Wittelsbacher Golf Club - Germany
Wittelsbacher Golf Club is
located near the historic town of Neuberg on the
Danube, some 40 or so miles northwest of Munich in
Bavaria. Designed by Joan Dudok van Heel and opened
in 1988, the course is one of understated elegance
and subtle challenges, laid out over an estate that
has been in the hands of the Wittelsbacher family,
the former Royal House of Bavaria, for over 500
years. While the landscape is flat, the course is
defended by more than 200 venerable oaks and
lindens, as well as tentacled fairway bunkers and
three water holes. From the course there are views
of the 16th-century Griinau Castle. The president
and paterfamilias of Wittelsbacher is His Royal
Highness Prince Max of Bavaria, a keen golfer who is
also a member of the Royal & Ancient, Pine Valley,
Muirfield, and Royal St. George's. There are 26
elegantly furnished guestrooms in the modern
clubhouse as well as a dormy house run by the club.
Frankfurter Golf Club - Germany
Frankfurter Golf Club has long
been the gold standard of golf in Germany, located
just three miles from the city center and near the
Frankfurt airport.
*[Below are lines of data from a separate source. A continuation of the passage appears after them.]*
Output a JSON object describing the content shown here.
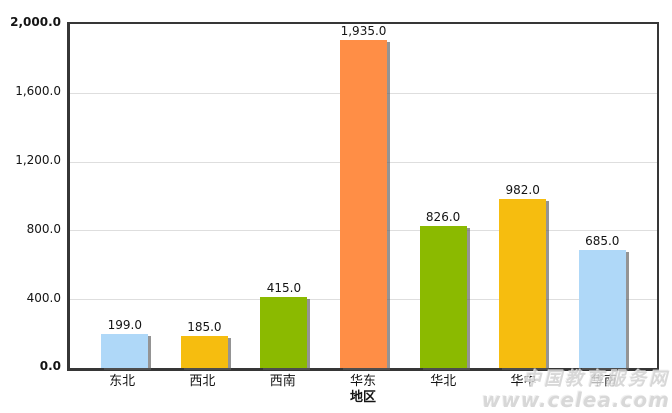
{
  "chart_data": {
    "type": "bar",
    "title": "",
    "xlabel": "地区",
    "ylabel": "",
    "categories": [
      "东北",
      "西北",
      "西南",
      "华东",
      "华北",
      "华中",
      "华南"
    ],
    "values": [
      199.0,
      185.0,
      415.0,
      1935.0,
      826.0,
      982.0,
      685.0
    ],
    "value_labels": [
      "199.0",
      "185.0",
      "415.0",
      "1,935.0",
      "826.0",
      "982.0",
      "685.0"
    ],
    "bar_colors": [
      "#AFD8F8",
      "#F6BD0F",
      "#8BBA00",
      "#FF8E46",
      "#8BBA00",
      "#F6BD0F",
      "#AFD8F8"
    ],
    "ylim": [
      0,
      2000
    ],
    "ytick_step": 400,
    "ytick_labels": [
      "2,000.0",
      "1,600.0",
      "1,200.0",
      "800.0",
      "400.0",
      "0.0"
    ],
    "grid": true,
    "legend_position": "none"
  },
  "watermark": {
    "line1": "中国教育服务网",
    "line2": "www.celea.com"
  }
}
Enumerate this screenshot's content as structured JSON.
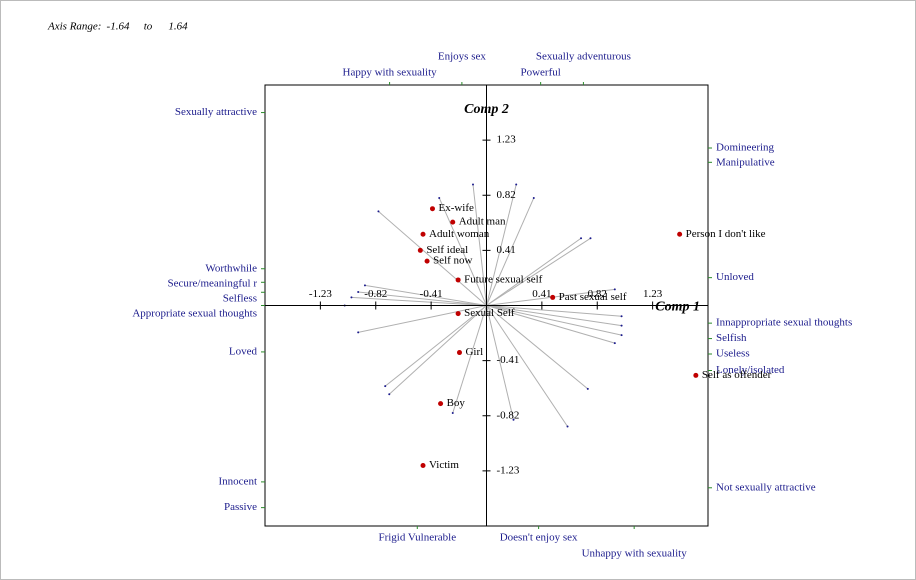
{
  "chart_data": {
    "type": "scatter",
    "range_label": "Axis Range:",
    "range_separator": "to",
    "xlabel": "Comp 1",
    "ylabel": "Comp 2",
    "xlim": [
      -1.64,
      1.64
    ],
    "ylim": [
      -1.64,
      1.64
    ],
    "xticks": [
      -1.23,
      -0.82,
      -0.41,
      0.41,
      0.82,
      1.23
    ],
    "yticks": [
      1.23,
      0.82,
      0.41,
      -0.41,
      -0.82,
      -1.23
    ],
    "elements": {
      "color": "#c00000",
      "labels": [
        "Person I don't like",
        "Self as offender",
        "Past sexual self",
        "Future sexual self",
        "Sexual Self",
        "Self now",
        "Self ideal",
        "Adult woman",
        "Adult man",
        "Ex-wife",
        "Girl",
        "Boy",
        "Victim"
      ],
      "x": [
        1.43,
        1.55,
        0.49,
        -0.21,
        -0.21,
        -0.44,
        -0.49,
        -0.47,
        -0.25,
        -0.4,
        -0.2,
        -0.34,
        -0.47
      ],
      "y": [
        0.53,
        -0.52,
        0.06,
        0.19,
        -0.06,
        0.33,
        0.41,
        0.53,
        0.62,
        0.72,
        -0.35,
        -0.73,
        -1.19
      ]
    },
    "constructs": {
      "color": "#1c1c8c",
      "line_color": "#b0b0b0",
      "labels": [
        "Sexually attractive",
        "Worthwhile",
        "Secure/meaningful r",
        "Selfless",
        "Appropriate sexual thoughts",
        "Loved",
        "Innocent",
        "Passive",
        "Happy with sexuality",
        "Enjoys sex",
        "Powerful",
        "Sexually adventurous",
        "Domineering",
        "Manipulative",
        "Unloved",
        "Innappropriate sexual thoughts",
        "Selfish",
        "Useless",
        "Lonely/isolated",
        "Not sexually attractive",
        "Frigid Vulnerable",
        "Doesn't enjoy sex",
        "Unhappy with sexuality"
      ],
      "x": [
        -0.8,
        -0.9,
        -0.95,
        -1.0,
        -1.05,
        -0.95,
        -0.75,
        -0.72,
        -0.35,
        -0.1,
        0.22,
        0.35,
        0.7,
        0.77,
        0.95,
        1.0,
        1.0,
        1.0,
        0.95,
        0.75,
        -0.25,
        0.2,
        0.6
      ],
      "y": [
        0.7,
        0.15,
        0.1,
        0.06,
        0.0,
        -0.2,
        -0.6,
        -0.66,
        0.8,
        0.9,
        0.9,
        0.8,
        0.5,
        0.5,
        0.12,
        -0.08,
        -0.15,
        -0.22,
        -0.28,
        -0.62,
        -0.8,
        -0.85,
        -0.9
      ]
    }
  }
}
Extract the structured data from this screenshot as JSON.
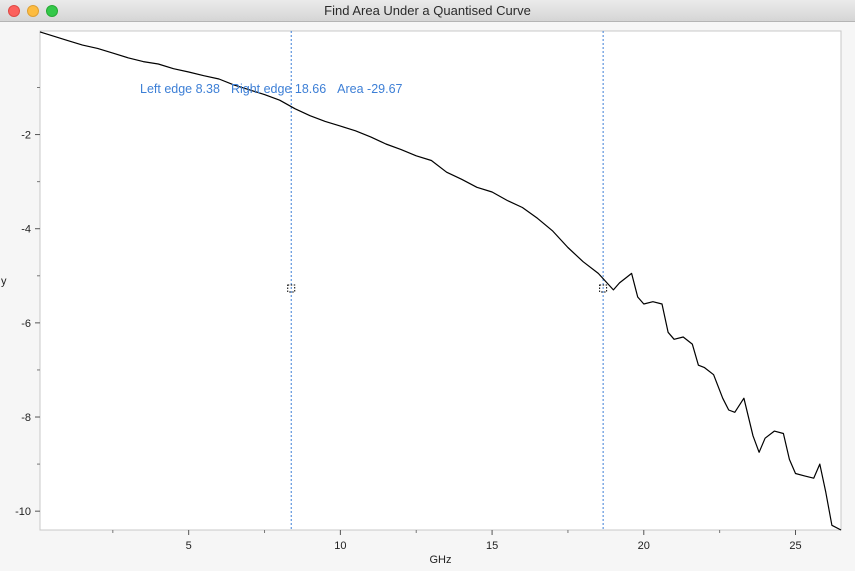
{
  "window": {
    "title": "Find Area Under a Quantised Curve"
  },
  "readout": {
    "left_edge": "Left edge 8.38",
    "right_edge": "Right edge 18.66",
    "area": "Area -29.67"
  },
  "colors": {
    "curve": "#000000",
    "edge_line": "#3d7fd6",
    "readout_text": "#3d7fd6",
    "plot_background": "#ffffff"
  },
  "chart_data": {
    "type": "line",
    "xlabel": "GHz",
    "ylabel": "y",
    "xlim": [
      0.1,
      26.5
    ],
    "ylim": [
      -10.4,
      0.2
    ],
    "x_ticks": [
      5,
      10,
      15,
      20,
      25
    ],
    "y_ticks": [
      -2,
      -4,
      -6,
      -8,
      -10
    ],
    "edges": {
      "left": 8.38,
      "right": 18.66
    },
    "series": [
      {
        "x": [
          0.1,
          0.5,
          1.0,
          1.5,
          2.0,
          2.5,
          3.0,
          3.5,
          4.0,
          4.5,
          5.0,
          5.5,
          6.0,
          6.5,
          7.0,
          7.5,
          8.0,
          8.5,
          9.0,
          9.5,
          10.0,
          10.5,
          11.0,
          11.5,
          12.0,
          12.5,
          13.0,
          13.5,
          14.0,
          14.5,
          15.0,
          15.5,
          16.0,
          16.5,
          17.0,
          17.5,
          18.0,
          18.5,
          19.0,
          19.2,
          19.4,
          19.6,
          19.8,
          20.0,
          20.3,
          20.6,
          20.8,
          21.0,
          21.3,
          21.6,
          21.8,
          22.0,
          22.3,
          22.6,
          22.8,
          23.0,
          23.3,
          23.6,
          23.8,
          24.0,
          24.3,
          24.6,
          24.8,
          25.0,
          25.3,
          25.6,
          25.8,
          26.0,
          26.2,
          26.5
        ],
        "y": [
          0.18,
          0.1,
          0.0,
          -0.1,
          -0.17,
          -0.27,
          -0.37,
          -0.45,
          -0.5,
          -0.6,
          -0.67,
          -0.75,
          -0.82,
          -0.95,
          -1.05,
          -1.15,
          -1.27,
          -1.45,
          -1.6,
          -1.72,
          -1.82,
          -1.92,
          -2.05,
          -2.2,
          -2.32,
          -2.45,
          -2.55,
          -2.8,
          -2.95,
          -3.12,
          -3.22,
          -3.4,
          -3.55,
          -3.78,
          -4.05,
          -4.4,
          -4.7,
          -4.95,
          -5.3,
          -5.15,
          -5.05,
          -4.95,
          -5.45,
          -5.6,
          -5.55,
          -5.6,
          -6.2,
          -6.35,
          -6.3,
          -6.45,
          -6.9,
          -6.95,
          -7.1,
          -7.6,
          -7.85,
          -7.9,
          -7.6,
          -8.4,
          -8.75,
          -8.45,
          -8.3,
          -8.35,
          -8.9,
          -9.2,
          -9.25,
          -9.3,
          -9.0,
          -9.6,
          -10.3,
          -10.4
        ]
      }
    ]
  }
}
The club was founded in 1913, but
the current course designed by Harry Colt, the
greatest of English course architects, dates from
1928. Colt mastered the art of designing elegant,
strategic parkland courses, and his understated
genius is on display at Frankfurter as well as
Falkenstein in Hamburg. Frankfurter is a heavily
wooded and fairly hilly course, with eight
particularly testing and on average lengthy
par-fours. The course has staged the German Open on
many occasions, although it is now considered too
short for championship play. Henry Cotton won the
first German Open held here in 1938 and Seve
Ballesteros, Tony Jacklin, Graham Marsh, and Wayne
Grady have all been winners at Frankfurter.